Repères – Fixation du loyer de renouvellement – Pondération des surfaces – Locaux accessoires – Montpellier – 34000
Cour d'appel de Montpellier, 5e chambre civile, 9 février 2021, n° 17/02812
La Cour d'appel de Montpellier a rendu, le 9 février 2021, un arrêt détaillé en matière de fixation du loyer de renouvellement de baux commerciaux, dans un litige opposant la SAS LE SORIECH à la SARL LATTES DISCOUNT exploitant sous l'enseigne LEADER PRICE. Cette décision examine les conditions d'application de la pondération des surfaces et la qualification de locaux accessoires dans le cadre de la détermination de la valeur locative.

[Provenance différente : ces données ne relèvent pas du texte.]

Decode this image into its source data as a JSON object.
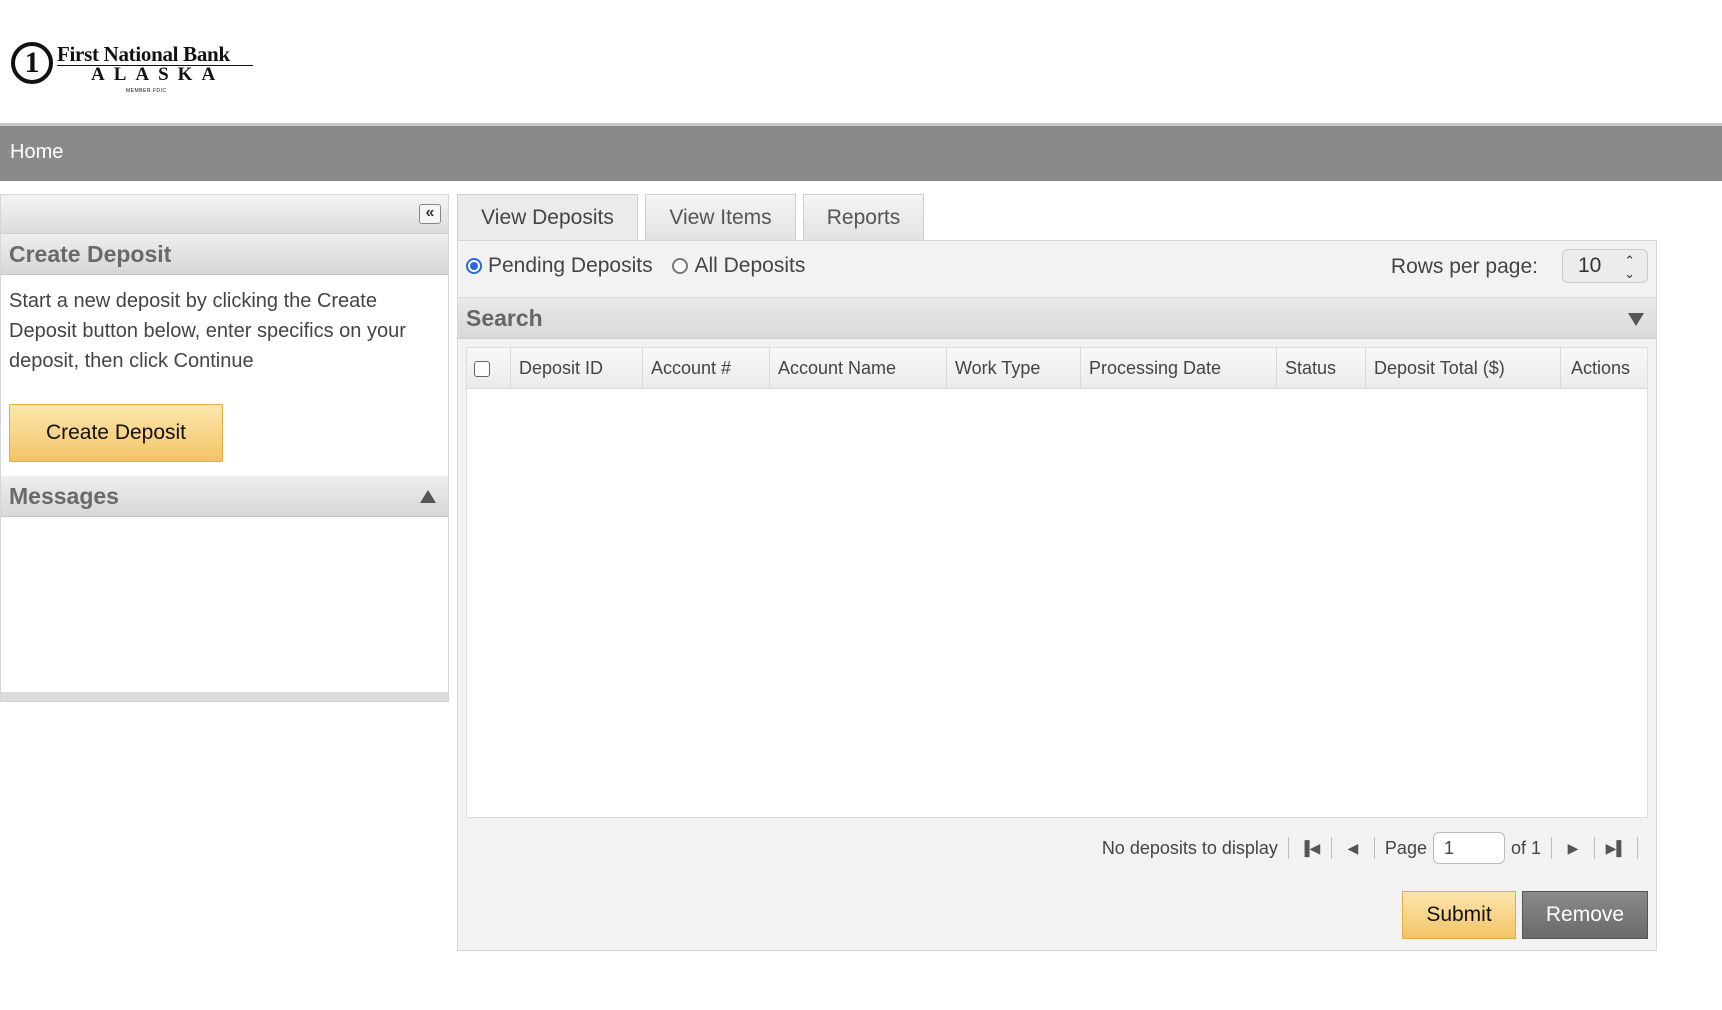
{
  "brand": {
    "logo_numeral": "1",
    "logo_name": "First National Bank",
    "logo_sub": "ALASKA",
    "logo_fdic": "MEMBER FDIC"
  },
  "nav": {
    "home": "Home"
  },
  "left": {
    "collapse_glyph": "«",
    "create_title": "Create Deposit",
    "create_desc": "Start a new deposit by clicking the Create Deposit button below, enter specifics on your deposit, then click Continue",
    "create_button": "Create Deposit",
    "messages_title": "Messages"
  },
  "tabs": [
    {
      "label": "View Deposits",
      "active": true
    },
    {
      "label": "View Items",
      "active": false
    },
    {
      "label": "Reports",
      "active": false
    }
  ],
  "filters": {
    "pending": "Pending Deposits",
    "all": "All Deposits",
    "selected": "pending"
  },
  "rows_per_page": {
    "label": "Rows per page:",
    "value": "10"
  },
  "search": {
    "label": "Search"
  },
  "table": {
    "columns": [
      "Deposit ID",
      "Account #",
      "Account Name",
      "Work Type",
      "Processing Date",
      "Status",
      "Deposit Total ($)",
      "Actions"
    ],
    "rows": []
  },
  "pager": {
    "empty_text": "No deposits to display",
    "page_label": "Page",
    "page_value": "1",
    "of_label": "of 1"
  },
  "actions": {
    "submit": "Submit",
    "remove": "Remove"
  },
  "colors": {
    "nav_bg": "#8a8a8a",
    "primary_btn": "#f2c467",
    "secondary_btn": "#6a6a6a",
    "radio_accent": "#2a6ae0"
  }
}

L'affaire concerne l’expertise de locaux commerciaux soumis à deux baux distincts, situés dans le centre commercial LE SOLIS à Lattes. Le premier bail, conclu le 22 décembre 1994 et renouvelé le 16 décembre 2003, porte sur un local d'une superficie initiale de 1250 m² avec un loyer fixé à 170 800 euros hors taxes par avenant du 1er avril 2004. Le second, signé le 15 mars 2002, concerne un local de 165 m² pour un loyer initial de 16 199,28 euros hors taxes.
Par actes du 27 décembre 2012, le bailleur a donné congé au preneur pour le 30 juin 2013 avec offre de renouvellement moyennant des loyers respectifs de 307 440 euros et 29 700 euros hors charges et hors taxes. Suite à l'assignation du bailleur, le juge des loyers du tribunal de grande instance de Montpellier a, par jugements du 7 janvier 2014, constaté le renouvellement des baux et ordonné une expertise confiée à Rémi T.-B. pour fixer les loyers à la valeur locative.
Le jugement du 2 mai 2017 a fixé le loyer de renouvellement du local principal à 163 139 euros HT et celui du local accessoire à 26 672 euros HT, condamnant le bailleur au remboursement des trop-perçus et aux dépens. La SCI LE SORIECH a interjeté appel de cette décision.
1 – Sur l'application du plafonnement et l'autorité de la chose jugée
La SARL LATTES DISCOUNT soutenait à titre subsidiaire que si la valeur locative devait être fixée à une valeur supérieure au loyer du bail expiré, les dispositions de l'article L. 145-34 du Code de commerce relatives au plafonnement devaient s'appliquer. Elle arguait que le fait d'avoir accepté en 2014 que la mission de l'expert soit limitée à la valeur locative ne constituait pas une renonciation expresse à un droit acquis au plafonnement, d'autant que ces dispositions sont d'ordre public.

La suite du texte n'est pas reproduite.